Os outros sete ministros têm até as 23h59 desta quarta para se manifestar. A largada não é nada auspiciosa para os defensores do chamado "Orçamento Secreto". E, se querem saber, uma coisa se pode dar como certa: secreto ele não será mais. Aposto que ao menos nove ministros — incluindo a própria Rosa — vão cerrar fileiras com os itens "a" e "b". A quetão é o que fazer com o item "c".

Releiam ali. A execução dos recursos orçamentários oriundos das chamadas "emendas do relator" (RP 9) está suspensa, afirma Rosa, "até o final julgamento de mérito" da ação. Ainda que todos os seus colegas venham a concordar com esse aspecto da liminar, é claro que os recursos reservados às emendas do relator não serão cassados pelo Supremo. Até porque esse dinheiro pode, efetivamente, se traduzir em benefício para a população.

Como distinguir, de resto, a politicagem do que é, efetivamente, política pública?

Eis a questão: se considero fora de dúvida que o Supremo vai pôr fim ao sigilo da destinação das emendas porque escancaradamente inconstitucional, é preciso ver o que fazer com essa fatia de recursos que entra na rubrica de "emendas do relator".

AGIGANTAMENTO
Rosa lembra em seu voto que o Regimento Interno do Congresso prevê quatro tipos de emenda ao Orçamento:
- emendas de comissão (autoria das comissões permanentes);
- emendas de bancada estadual (autoria das bancadas estaduais no Congresso);
- emendas individuais (autoria dos Congressista em exercício);
- emendas de relator (autoria do relator-geral do projeto de lei orçamentária anual)

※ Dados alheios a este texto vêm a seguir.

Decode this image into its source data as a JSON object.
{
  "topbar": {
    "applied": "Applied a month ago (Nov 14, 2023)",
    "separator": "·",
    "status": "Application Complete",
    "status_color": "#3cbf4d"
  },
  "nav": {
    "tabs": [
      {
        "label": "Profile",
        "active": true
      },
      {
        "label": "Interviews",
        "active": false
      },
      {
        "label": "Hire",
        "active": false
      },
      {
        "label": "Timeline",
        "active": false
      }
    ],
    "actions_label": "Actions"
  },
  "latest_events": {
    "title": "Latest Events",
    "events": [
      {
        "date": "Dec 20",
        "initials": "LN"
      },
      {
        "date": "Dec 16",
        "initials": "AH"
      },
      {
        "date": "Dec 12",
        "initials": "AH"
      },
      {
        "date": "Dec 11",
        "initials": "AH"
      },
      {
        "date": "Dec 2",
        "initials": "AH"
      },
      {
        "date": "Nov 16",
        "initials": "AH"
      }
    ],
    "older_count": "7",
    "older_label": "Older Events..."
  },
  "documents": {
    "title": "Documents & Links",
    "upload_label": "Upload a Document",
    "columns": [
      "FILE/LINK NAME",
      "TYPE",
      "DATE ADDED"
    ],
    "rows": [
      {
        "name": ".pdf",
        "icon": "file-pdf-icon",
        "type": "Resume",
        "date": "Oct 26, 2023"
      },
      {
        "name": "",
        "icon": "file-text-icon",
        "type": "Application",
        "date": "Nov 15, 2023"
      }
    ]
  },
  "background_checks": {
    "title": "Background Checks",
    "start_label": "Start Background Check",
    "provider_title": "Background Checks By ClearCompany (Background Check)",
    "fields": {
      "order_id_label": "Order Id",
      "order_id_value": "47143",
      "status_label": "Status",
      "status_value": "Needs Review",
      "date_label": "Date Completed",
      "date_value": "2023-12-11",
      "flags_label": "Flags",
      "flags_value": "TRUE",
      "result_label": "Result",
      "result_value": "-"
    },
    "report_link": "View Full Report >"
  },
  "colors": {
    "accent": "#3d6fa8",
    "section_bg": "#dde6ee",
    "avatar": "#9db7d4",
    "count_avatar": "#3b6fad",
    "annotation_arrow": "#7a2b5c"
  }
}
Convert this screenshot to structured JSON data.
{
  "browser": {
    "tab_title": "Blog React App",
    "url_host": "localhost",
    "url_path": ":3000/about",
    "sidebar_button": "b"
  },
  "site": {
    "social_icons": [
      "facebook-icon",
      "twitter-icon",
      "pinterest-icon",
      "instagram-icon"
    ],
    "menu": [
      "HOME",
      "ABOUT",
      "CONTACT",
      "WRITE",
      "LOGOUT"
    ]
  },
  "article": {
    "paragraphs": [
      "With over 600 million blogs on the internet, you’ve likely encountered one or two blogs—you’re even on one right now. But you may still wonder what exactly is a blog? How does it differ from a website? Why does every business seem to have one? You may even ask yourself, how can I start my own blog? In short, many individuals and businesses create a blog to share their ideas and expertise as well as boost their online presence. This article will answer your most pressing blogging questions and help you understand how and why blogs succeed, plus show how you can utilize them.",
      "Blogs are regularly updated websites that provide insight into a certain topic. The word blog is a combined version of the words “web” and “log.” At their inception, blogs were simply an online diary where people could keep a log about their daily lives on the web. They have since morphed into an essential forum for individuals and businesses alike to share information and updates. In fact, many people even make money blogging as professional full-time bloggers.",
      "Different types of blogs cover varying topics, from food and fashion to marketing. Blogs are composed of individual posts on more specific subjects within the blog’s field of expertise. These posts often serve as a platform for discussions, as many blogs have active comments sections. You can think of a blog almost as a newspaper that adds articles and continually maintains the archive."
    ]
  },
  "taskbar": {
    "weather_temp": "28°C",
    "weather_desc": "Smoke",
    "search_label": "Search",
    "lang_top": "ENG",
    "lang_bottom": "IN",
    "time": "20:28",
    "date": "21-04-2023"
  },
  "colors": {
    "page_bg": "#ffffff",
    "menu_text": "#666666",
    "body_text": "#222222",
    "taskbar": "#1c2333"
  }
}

Assim, as "emendas do relator" sempre existiram, mas, como lembra Rosa, seu propósito era "conferir ao relator-geral do projeto de lei orçamentária os poderes necessários à organização do conjunto de modificações introduzidas na proposta legislativa inicial." Ela vai adiante: "Essa modalidade de emenda parlamentar tinha por objeto apenas a correção de erros e omissões de ordem técnica ou legal e a organização sistemática das despesas conforme suas finalidades".

Uma resolução de 2006 do Congresso ampliou enormemente o escopo da atuação do relator, conferindo-lhe amplos poderes quanto ao conteúdo e finalidade das emendas. O rol é exaustivo. Pode-se dizer que pode atuar na área que lhe der na telha.

Até 2019, no entanto, houve, vamos dizer, uma autocontenção no uso dessas emendas. Nesse ano, lembra a ministra, a Lei 13.898 (LDO) passa a contar com um "código de classificação orçamentária", o "RP 9", que designa justamente as emendas do relator. Destaca a ministra que esse código tem o poder de "segregar" as emendas que têm caráter corretivo daquelas que dizem respeito a "ações e serviços" — vale dizer: que implicam desembolso de recursos.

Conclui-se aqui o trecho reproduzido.